Because this deployment uses GPU based instance(s), be sure to check the prices of the instances that will be used.

Pricing

Testing

This demo requires a domain hosted in Route 53 so that a certificate can be associated with the Application Load Balancer listener. To configure the domain within the deployment, create a .env file with a DOMAIN_NAME= associated with a Hosted Zone Name in the account.

Once the .env has been configured, you can deploy the CDK from the cloned repo:

yarn deploy

After deploying the CDK, you can test the functionality by running the included client.
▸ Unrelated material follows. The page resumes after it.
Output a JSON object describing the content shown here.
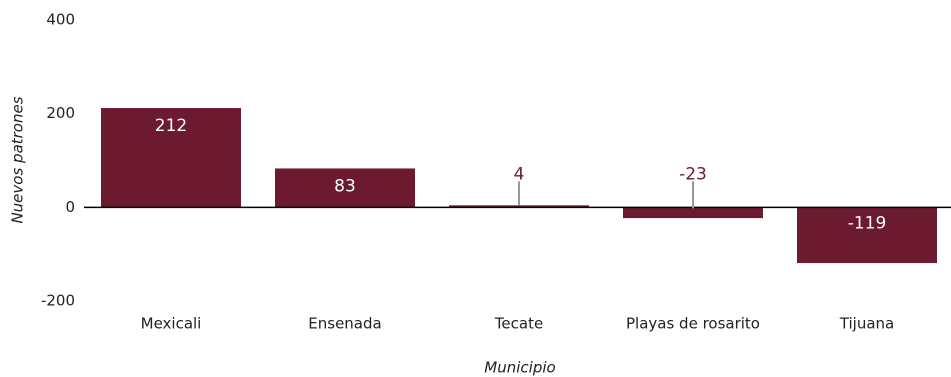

This client will capture audio from your microphone and stream it to the server using gRPC. Output from the CDK will be used to configure the client in the /client/.env file. To run the client:

cd client
yarn build
yarn start

ClientStreaming

Cleanup

In order to delete this CDK, you should remove the Auto Scaling Group first. Once that is done, you can delete the Stack from Cloudformation.